|Norelli, John (jay)|
Submitted to: International Horticultural Congress
Publication Type: Abstract Only
Publication Acceptance Date: April 10, 2010
Publication Date: August 27, 2010
Citation: Wisniewski, M.E., Norelli, J.L., Bassett, C.L., Macarisin, D., Artlip, T.S., Dardick, C.D. 2010. Overexpression of a peach (Prunus persica) AP2/ERF-family transcription factor in apple (Malus x domestica) induces growth cessation in response to short photoperiod [abstract]. International Horticultural Congress. p. 246. Technical Abstract: Climate change will result in extreme swings in temperature during late fall and early spring that will have a negative impact on woody plants. Apple may be especially sensitive to the predicted weather patterns since growth cessation is regulated by low temperature rather than daylength.

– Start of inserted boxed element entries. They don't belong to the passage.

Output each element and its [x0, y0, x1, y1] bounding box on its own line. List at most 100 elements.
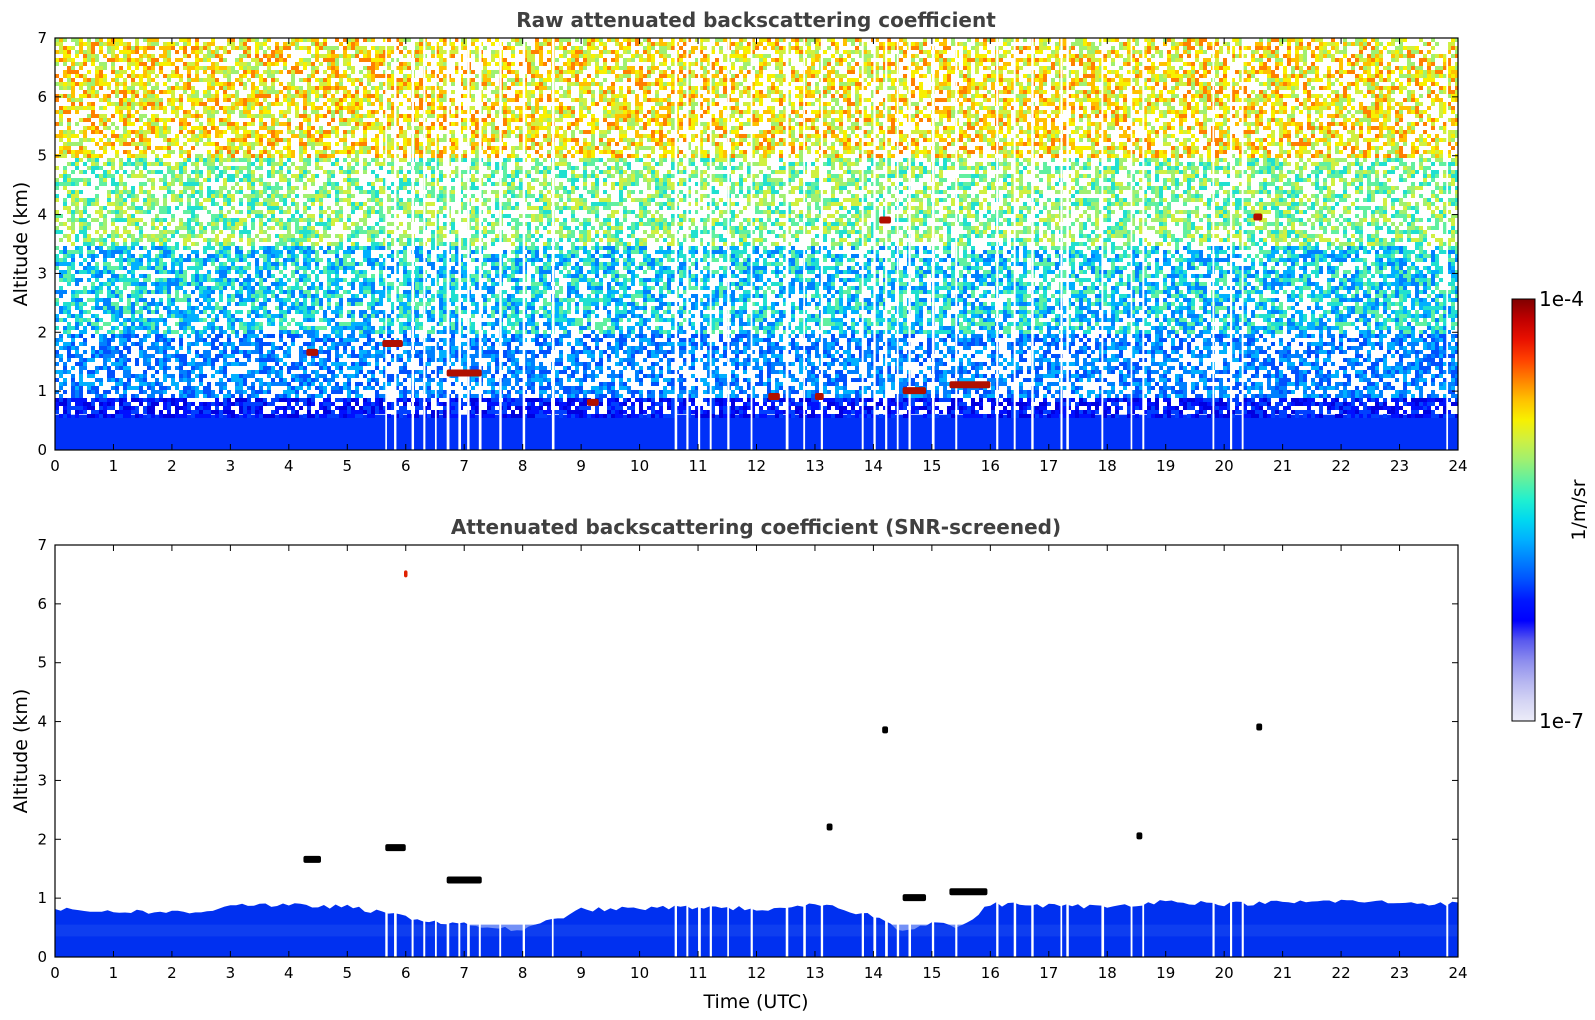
- backscatter-cell: [1075, 94, 1079, 98]
- backscatter-cell: [1371, 90, 1375, 94]
- backscatter-cell: [1067, 118, 1071, 122]
- backscatter-cell: [1079, 114, 1083, 118]
- backscatter-cell: [135, 58, 139, 62]
- backscatter-cell: [707, 122, 711, 126]
- backscatter-cell: [475, 38, 479, 42]
- backscatter-cell: [191, 102, 195, 106]
- backscatter-cell: [183, 62, 187, 66]
- backscatter-cell: [171, 98, 175, 102]
- backscatter-cell: [287, 46, 291, 50]
- backscatter-cell: [195, 62, 199, 66]
- backscatter-cell: [1295, 78, 1299, 82]
- backscatter-cell: [275, 62, 279, 66]
- backscatter-cell: [1359, 74, 1363, 78]
- backscatter-cell: [1335, 70, 1339, 74]
- backscatter-cell: [779, 50, 783, 54]
- backscatter-cell: [1415, 122, 1419, 126]
- backscatter-cell: [263, 54, 267, 58]
- backscatter-cell: [163, 46, 167, 50]
- backscatter-cell: [1251, 122, 1255, 126]
- backscatter-cell: [671, 74, 675, 78]
- backscatter-cell: [823, 102, 827, 106]
- backscatter-cell: [231, 82, 235, 86]
- backscatter-cell: [839, 110, 843, 114]
- backscatter-cell: [235, 62, 239, 66]
- backscatter-cell: [1219, 62, 1223, 66]
- backscatter-cell: [583, 86, 587, 90]
- backscatter-cell: [431, 106, 435, 110]
- backscatter-cell: [1139, 90, 1143, 94]
- backscatter-cell: [651, 42, 655, 46]
- backscatter-cell: [707, 110, 711, 114]
- backscatter-cell: [1195, 42, 1199, 46]
- backscatter-cell: [1099, 50, 1103, 54]
- backscatter-cell: [403, 54, 407, 58]
- backscatter-cell: [1255, 58, 1259, 62]
- backscatter-cell: [975, 66, 979, 70]
- backscatter-cell: [1371, 74, 1375, 78]
- backscatter-cell: [971, 106, 975, 110]
- backscatter-cell: [767, 74, 771, 78]
- backscatter-cell: [355, 98, 359, 102]
- backscatter-cell: [603, 66, 607, 70]
- backscatter-cell: [395, 118, 399, 122]
- backscatter-cell: [191, 114, 195, 118]
- backscatter-cell: [1187, 62, 1191, 66]
- backscatter-cell: [315, 90, 319, 94]
- backscatter-cell: [855, 126, 859, 130]
- backscatter-cell: [95, 42, 99, 46]
- backscatter-cell: [967, 38, 971, 42]
- backscatter-cell: [767, 106, 771, 110]
- backscatter-cell: [1379, 90, 1383, 94]
- backscatter-cell: [139, 54, 143, 58]
- backscatter-cell: [883, 106, 887, 110]
- backscatter-cell: [1391, 70, 1395, 74]
- backscatter-cell: [603, 50, 607, 54]
- backscatter-cell: [295, 114, 299, 118]
- backscatter-cell: [1303, 54, 1307, 58]
- backscatter-cell: [1419, 94, 1423, 98]
- backscatter-cell: [1407, 54, 1411, 58]
- backscatter-cell: [539, 82, 543, 86]
- backscatter-cell: [1375, 86, 1379, 90]
- backscatter-cell: [591, 126, 595, 130]
- backscatter-cell: [751, 66, 755, 70]
- backscatter-cell: [535, 122, 539, 126]
- backscatter-cell: [63, 86, 67, 90]
- backscatter-cell: [1179, 74, 1183, 78]
- backscatter-cell: [259, 106, 263, 110]
- backscatter-cell: [183, 46, 187, 50]
- backscatter-cell: [799, 46, 803, 50]
- backscatter-cell: [363, 90, 367, 94]
- backscatter-cell: [1387, 66, 1391, 70]
- backscatter-cell: [155, 98, 159, 102]
- backscatter-cell: [1231, 46, 1235, 50]
- backscatter-cell: [1275, 78, 1279, 82]
- backscatter-cell: [1119, 106, 1123, 110]
- backscatter-cell: [1399, 106, 1403, 110]
- backscatter-cell: [815, 98, 819, 102]
- backscatter-cell: [1411, 66, 1415, 70]
- backscatter-cell: [71, 94, 75, 98]
- backscatter-cell: [147, 82, 151, 86]
- backscatter-cell: [251, 86, 255, 90]
- backscatter-cell: [1111, 126, 1115, 130]
- backscatter-cell: [179, 102, 183, 106]
- backscatter-cell: [259, 102, 263, 106]
- backscatter-cell: [79, 98, 83, 102]
- backscatter-cell: [1191, 86, 1195, 90]
- backscatter-cell: [703, 98, 707, 102]
- backscatter-cell: [87, 70, 91, 74]
- backscatter-cell: [259, 46, 263, 50]
- backscatter-cell: [1403, 74, 1407, 78]
- backscatter-cell: [599, 90, 603, 94]
- backscatter-cell: [1379, 58, 1383, 62]
- backscatter-cell: [1071, 46, 1075, 50]
- backscatter-cell: [67, 50, 71, 54]
- backscatter-cell: [543, 86, 547, 90]
- backscatter-cell: [847, 114, 851, 118]
- backscatter-cell: [871, 106, 875, 110]
- backscatter-cell: [471, 78, 475, 82]
- backscatter-cell: [1451, 122, 1455, 126]
- backscatter-cell: [1007, 102, 1011, 106]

We have identified several short-day and low-temperature regulated genes in both peach and apple including several AP2/ERF – family transcription factors and have taken a transgenic approach to understand gene function. Currently, we report on the molecular and phenotypic analysis of several lines of transgenic apple (M26) that constitutively overexpress a specific AP2/ERF transcription factor gene (PpSD1) obtained from a cDNA library constructed from 'Loring' peach bark tissues harvested in December. At least five transgenic lines were identified, and three of these were propagated and subjected to molecular and phenotypic analyses. Phenotypic analysis indicated that, compared to untransformed plants, the transgenic lines varied in levels of cold hardiness and their response to short photoperiod (8 h day:16 h night). Molecular analysis indicated that the level of phenotypic change was associated with the level of expression of PpSD1. The highest expressing line exhibited several degrees of improved cold hardiness in both the non-acclimated and acclimated state. Most remarkably, the transgenic apple lines exhibited photoperiod-induced cessation of growth. Transgenic lines of apple placed under short day conditions for one to four weeks and then returned to optimum growth conditions in the greenhouse did not resume growth but rather set terminal buds and the leaves began to senesce. The rapidity of dormancy induction increased with the length of SD exposure. In contrast, while growth slowed under SD conditions in untransformed 'M26'apple plants, normal growth resumed once plants were returned to optimum growth conditions. This is the first report of photoperiod-induced growth cessation in apple.